Chiesa di Rieti

La gioia della comunità delle suore a Borgo San Pietro: la vestizione della giovane Diella

Nel giorno della Solennità di Gesù Cristo Re dell'Universo, la comunità religiosa delle suore di Santa Filippa Mareri ha avuto un ulteriore motivo di grande gioia: dopo due anni di esperienza comunitaria, la giovane Diella Dedivanaj di Montenegro ha ricevuto un abito religioso, segno esteriore di appartenenza alla grande famiglia francescana.

Domenica pomeriggio, nel giorno della Solennità di Gesù Cristo Re dell’Universo, la comunità religiosa delle suore francescane di Santa Filippa Mareri ha avuto un ulteriore motivo di grande gioia: dopo due anni di esperienza comunitaria, la giovane Diella Dedivanaj, del Montenegro, ha ricevuto l’abito religioso: un segno esteriore di appartenenza alla grande famiglia francescana.

Una preghiera comune del breviario è stata inserita in un significativo rito di vestizione.
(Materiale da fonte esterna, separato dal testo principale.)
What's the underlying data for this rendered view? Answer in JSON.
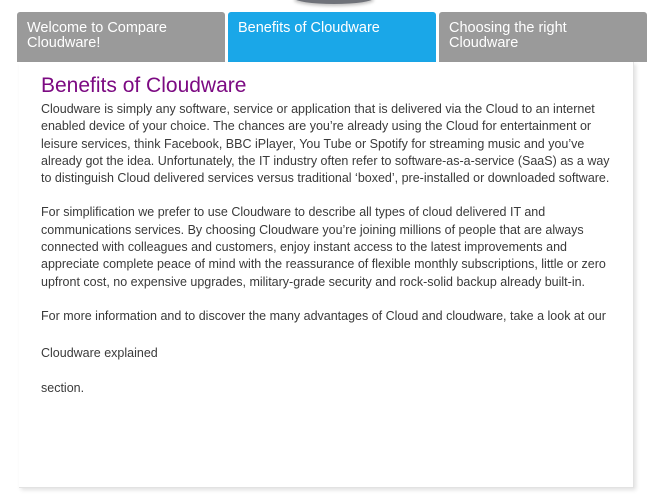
{
  "tabs": [
    {
      "label": "Welcome to Compare Cloudware!"
    },
    {
      "label": "Benefits of Cloudware"
    },
    {
      "label": "Choosing the right Cloudware"
    }
  ],
  "panel": {
    "heading": "Benefits of Cloudware",
    "paragraphs": [
      "Cloudware is simply any software, service or application that is delivered via the Cloud to an internet enabled device of your choice. The chances are you’re already using the Cloud for entertainment or leisure services, think Facebook, BBC iPlayer, You Tube or Spotify for streaming music and you’ve already got the idea. Unfortunately, the IT industry often refer to software-as-a-service (SaaS) as a way to distinguish Cloud delivered services versus traditional ‘boxed’, pre-installed or downloaded software.",
      "For simplification we prefer to use Cloudware to describe all types of cloud delivered IT and communications services. By choosing Cloudware you’re joining millions of people that are always connected with colleagues and customers, enjoy instant access to the latest improvements and appreciate complete peace of mind with the reassurance of flexible monthly subscriptions, little or zero upfront cost, no expensive upgrades, military-grade security and rock-solid backup already built-in.",
      "For more information and to discover the many advantages of Cloud and cloudware, take a look at our",
      "Cloudware explained",
      "section."
    ]
  },
  "colors": {
    "tab_inactive": "#9a9a9a",
    "tab_active": "#1aa7e8",
    "heading": "#7c0a82",
    "body_text": "#3a3a3a"
  }
}
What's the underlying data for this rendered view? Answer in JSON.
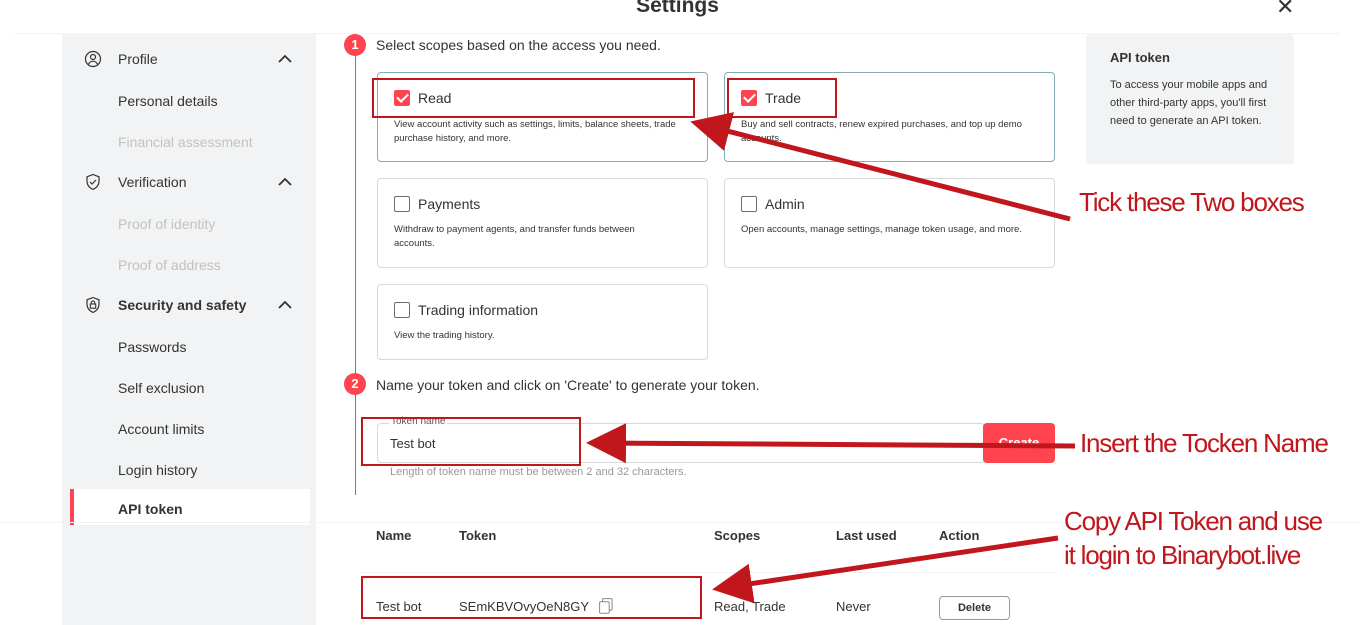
{
  "header": {
    "title": "Settings",
    "close_icon": "close-icon"
  },
  "sidebar": {
    "groups": [
      {
        "label": "Profile",
        "icon": "user-icon",
        "items": [
          {
            "label": "Personal details",
            "disabled": false
          },
          {
            "label": "Financial assessment",
            "disabled": true
          }
        ]
      },
      {
        "label": "Verification",
        "icon": "shield-check-icon",
        "items": [
          {
            "label": "Proof of identity",
            "disabled": true
          },
          {
            "label": "Proof of address",
            "disabled": true
          }
        ]
      },
      {
        "label": "Security and safety",
        "icon": "lock-icon",
        "items": [
          {
            "label": "Passwords"
          },
          {
            "label": "Self exclusion"
          },
          {
            "label": "Account limits"
          },
          {
            "label": "Login history"
          },
          {
            "label": "API token",
            "active": true
          }
        ]
      }
    ]
  },
  "steps": {
    "step1": {
      "number": "1",
      "text": "Select scopes based on the access you need."
    },
    "step2": {
      "number": "2",
      "text": "Name your token and click on 'Create' to generate your token."
    }
  },
  "scopes": [
    {
      "title": "Read",
      "checked": true,
      "desc": "View account activity such as settings, limits, balance sheets, trade purchase history, and more."
    },
    {
      "title": "Trade",
      "checked": true,
      "desc": "Buy and sell contracts, renew expired purchases, and top up demo accounts."
    },
    {
      "title": "Payments",
      "checked": false,
      "desc": "Withdraw to payment agents, and transfer funds between accounts."
    },
    {
      "title": "Admin",
      "checked": false,
      "desc": "Open accounts, manage settings, manage token usage, and more."
    },
    {
      "title": "Trading information",
      "checked": false,
      "desc": "View the trading history."
    }
  ],
  "info": {
    "title": "API token",
    "body": "To access your mobile apps and other third-party apps, you'll first need to generate an API token."
  },
  "token_form": {
    "label": "Token name",
    "value": "Test bot",
    "create_label": "Create",
    "hint": "Length of token name must be between 2 and 32 characters."
  },
  "table": {
    "headers": {
      "name": "Name",
      "token": "Token",
      "scopes": "Scopes",
      "last_used": "Last used",
      "action": "Action"
    },
    "rows": [
      {
        "name": "Test bot",
        "token": "SEmKBVOvyOeN8GY",
        "scopes": "Read, Trade",
        "last_used": "Never",
        "action": "Delete"
      }
    ]
  },
  "annotations": {
    "tick": "Tick these Two boxes",
    "insert": "Insert the Tocken Name",
    "copy_line1": "Copy API Token and use",
    "copy_line2": "it login to Binarybot.live",
    "color": "#c0161c"
  },
  "colors": {
    "accent": "#ff444f",
    "sidebar_bg": "#f2f3f4",
    "annotation": "#c0161c"
  }
}
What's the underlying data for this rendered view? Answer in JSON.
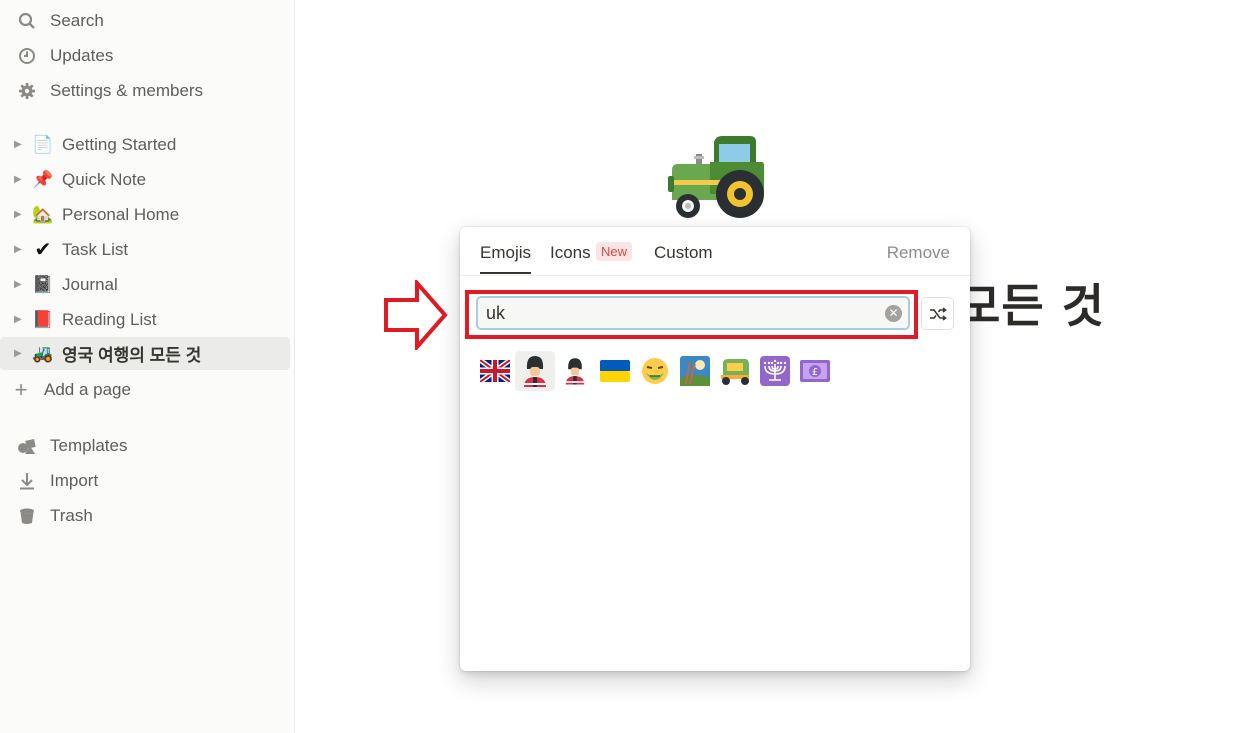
{
  "sidebar": {
    "nav": [
      {
        "label": "Search",
        "icon": "search-icon"
      },
      {
        "label": "Updates",
        "icon": "clock-icon"
      },
      {
        "label": "Settings & members",
        "icon": "gear-icon"
      }
    ],
    "pages": [
      {
        "label": "Getting Started",
        "emoji": "📄"
      },
      {
        "label": "Quick Note",
        "emoji": "📌"
      },
      {
        "label": "Personal Home",
        "emoji": "🏡"
      },
      {
        "label": "Task List",
        "emoji": "✔"
      },
      {
        "label": "Journal",
        "emoji": "📓"
      },
      {
        "label": "Reading List",
        "emoji": "📕"
      },
      {
        "label": "영국 여행의 모든 것",
        "emoji": "🚜",
        "active": true
      }
    ],
    "add_page": "Add a page",
    "bottom": [
      {
        "label": "Templates",
        "icon": "templates-icon"
      },
      {
        "label": "Import",
        "icon": "import-icon"
      },
      {
        "label": "Trash",
        "icon": "trash-icon"
      }
    ]
  },
  "main": {
    "page_icon": "tractor",
    "title_visible": "모든 것"
  },
  "picker": {
    "tabs": {
      "emojis": "Emojis",
      "icons": "Icons",
      "new_badge": "New",
      "custom": "Custom"
    },
    "remove": "Remove",
    "search_value": "uk",
    "results": [
      "gb-flag",
      "guard",
      "guard-small",
      "ukraine-flag",
      "nauseated-face",
      "rice-scene",
      "auto-rickshaw",
      "menorah",
      "pound-banknote"
    ]
  },
  "colors": {
    "highlight": "#e01b24",
    "sidebar_bg": "#fbfbfa"
  }
}
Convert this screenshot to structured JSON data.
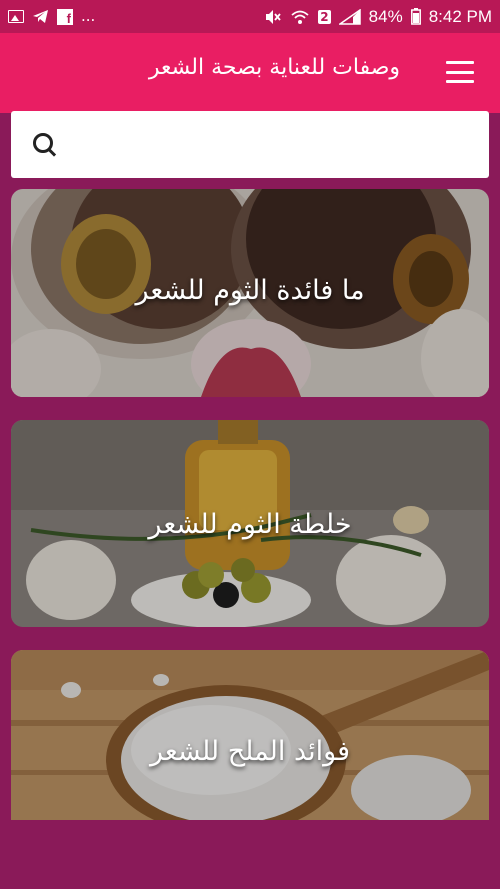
{
  "status_bar": {
    "icons_left": [
      "gallery-icon",
      "telegram-icon",
      "facebook-icon"
    ],
    "more": "...",
    "icons_right": [
      "mute-icon",
      "wifi-icon",
      "signal-icon"
    ],
    "sim_badge": "2",
    "battery": "84%",
    "time": "8:42 PM"
  },
  "app_bar": {
    "title": "وصفات للعناية بصحة الشعر",
    "menu_icon": "menu-icon"
  },
  "search": {
    "icon": "search-icon",
    "placeholder": "",
    "value": ""
  },
  "cards": [
    {
      "title": "ما فائدة الثوم للشعر"
    },
    {
      "title": "خلطة الثوم للشعر"
    },
    {
      "title": "فوائد الملح للشعر"
    }
  ],
  "colors": {
    "status_bar": "#b81856",
    "app_bar": "#e91e63",
    "background": "#8a1a59"
  }
}
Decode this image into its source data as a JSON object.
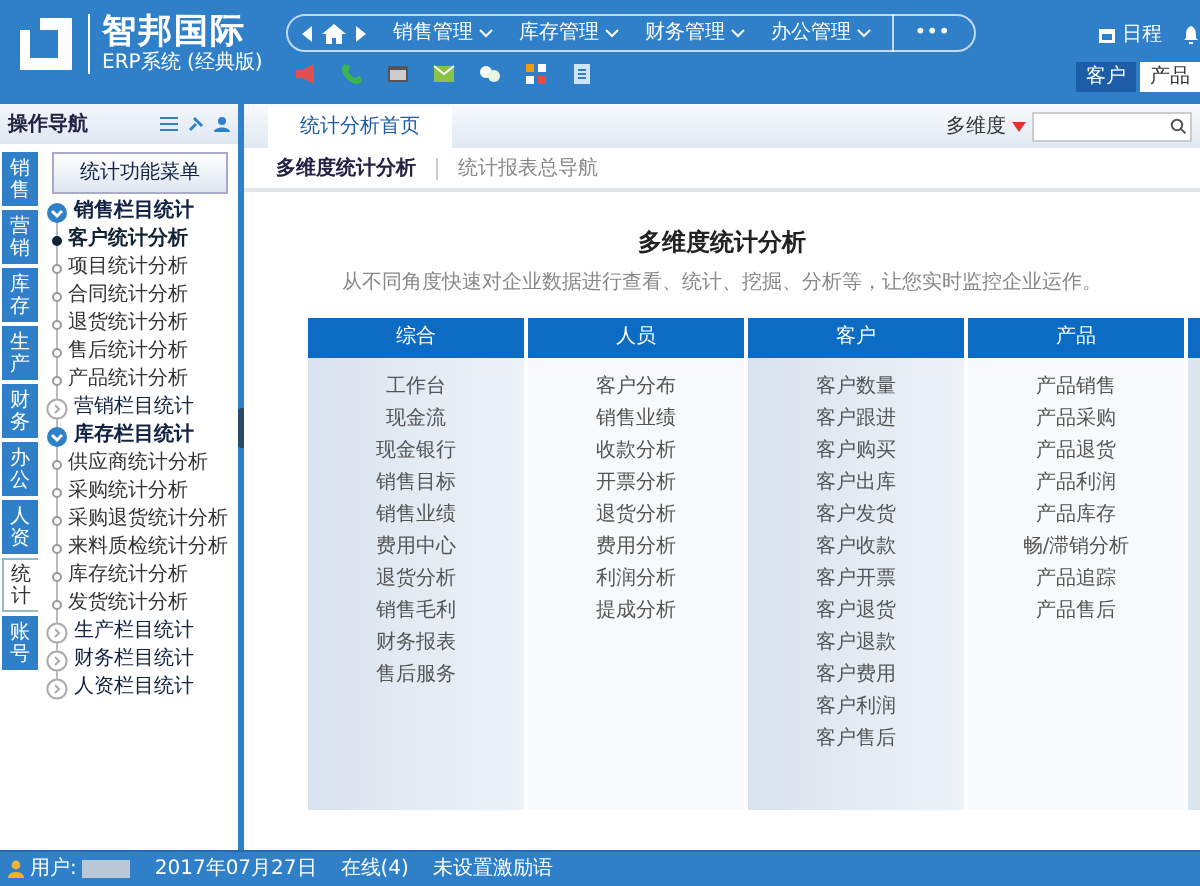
{
  "header": {
    "logo_title": "智邦国际",
    "logo_subtitle": "ERP系统 (经典版)",
    "nav_menus": [
      "销售管理",
      "库存管理",
      "财务管理",
      "办公管理"
    ],
    "more": "•••",
    "schedule": "日程",
    "quick_tabs": [
      {
        "label": "客户",
        "selected": true
      },
      {
        "label": "产品",
        "selected": false
      }
    ]
  },
  "sidebar": {
    "title": "操作导航",
    "vertical_tabs": [
      {
        "label": "销售",
        "selected": false
      },
      {
        "label": "营销",
        "selected": false
      },
      {
        "label": "库存",
        "selected": false
      },
      {
        "label": "生产",
        "selected": false
      },
      {
        "label": "财务",
        "selected": false
      },
      {
        "label": "办公",
        "selected": false
      },
      {
        "label": "人资",
        "selected": false
      },
      {
        "label": "统计",
        "selected": true
      },
      {
        "label": "账号",
        "selected": false
      }
    ],
    "menu_button": "统计功能菜单",
    "tree": [
      {
        "label": "销售栏目统计",
        "expanded": true,
        "children": [
          {
            "label": "客户统计分析",
            "selected": true
          },
          {
            "label": "项目统计分析",
            "selected": false
          },
          {
            "label": "合同统计分析",
            "selected": false
          },
          {
            "label": "退货统计分析",
            "selected": false
          },
          {
            "label": "售后统计分析",
            "selected": false
          },
          {
            "label": "产品统计分析",
            "selected": false
          }
        ]
      },
      {
        "label": "营销栏目统计",
        "expanded": false
      },
      {
        "label": "库存栏目统计",
        "expanded": true,
        "children": [
          {
            "label": "供应商统计分析",
            "selected": false
          },
          {
            "label": "采购统计分析",
            "selected": false
          },
          {
            "label": "采购退货统计分析",
            "selected": false
          },
          {
            "label": "来料质检统计分析",
            "selected": false
          },
          {
            "label": "库存统计分析",
            "selected": false
          },
          {
            "label": "发货统计分析",
            "selected": false
          }
        ]
      },
      {
        "label": "生产栏目统计",
        "expanded": false
      },
      {
        "label": "财务栏目统计",
        "expanded": false
      },
      {
        "label": "人资栏目统计",
        "expanded": false
      }
    ]
  },
  "content": {
    "tabs": [
      {
        "label": "统计分析首页",
        "selected": true
      }
    ],
    "dimension_select": "多维度",
    "subtabs": [
      {
        "label": "多维度统计分析",
        "selected": true
      },
      {
        "label": "统计报表总导航",
        "selected": false
      }
    ],
    "heading": "多维度统计分析",
    "description": "从不同角度快速对企业数据进行查看、统计、挖掘、分析等，让您实时监控企业运作。",
    "columns": [
      {
        "title": "综合",
        "items": [
          "工作台",
          "现金流",
          "现金银行",
          "销售目标",
          "销售业绩",
          "费用中心",
          "退货分析",
          "销售毛利",
          "财务报表",
          "售后服务"
        ]
      },
      {
        "title": "人员",
        "items": [
          "客户分布",
          "销售业绩",
          "收款分析",
          "开票分析",
          "退货分析",
          "费用分析",
          "利润分析",
          "提成分析"
        ]
      },
      {
        "title": "客户",
        "items": [
          "客户数量",
          "客户跟进",
          "客户购买",
          "客户出库",
          "客户发货",
          "客户收款",
          "客户开票",
          "客户退货",
          "客户退款",
          "客户费用",
          "客户利润",
          "客户售后"
        ]
      },
      {
        "title": "产品",
        "items": [
          "产品销售",
          "产品采购",
          "产品退货",
          "产品利润",
          "产品库存",
          "畅/滞销分析",
          "产品追踪",
          "产品售后"
        ]
      }
    ]
  },
  "status_bar": {
    "user_label": "用户:",
    "date": "2017年07月27日",
    "online": "在线(4)",
    "motto": "未设置激励语"
  }
}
Durante l’appello la postulante ha ufficialmente confermata la sua disponibilità, con l’aiuto delle sue consorelle, ad «osservare fedelmente il Vangelo e conoscere la loro forma di vita nell’amore fraterno».

Nell’omelia, frà Edoardo Sturaro di Assisi ha invitato Diella e tutti gli partecipanti di seguire «cammino diretto e di fare le domende dirette a Gesù». Lui risponderà ad ognuno di noi: «è una cosa che si impara piano piano. È un allenamento».

Indossare un abito religioso è una testimonianza per il mondo e Diella, con la sua scelta di vita, è stata chiamata ad imitare Cristo e sua Madre nella povertà e nell’umiltà del cuore attraverso l’abito di Santa Filippa Mareri, che è anche un simbolo della penitenza praticata dalla santa fondatrice della famiglia francescana di Borgo San Pietro: «Ricevi, sorella, l’abito della penitenza di Santa Filippa Mareri, fatto a immagine della croce».

Infine, la madre generale Elisabetta D’Angelis ha ringraziato i genitori e i fratelli della ragazza per il dono della sua vita, che desidera offrire a Dio attraverso il servizio alla Chiesa. Adesso, al fianco delle consorelle, continuerà a entrare nei segreti della vita religiosa per essere sempre più vicina al Divino Sposo. E noi ringraziamo a Dio per le nuove vocazioni al servizio apostolico nella comunità della Chiesa.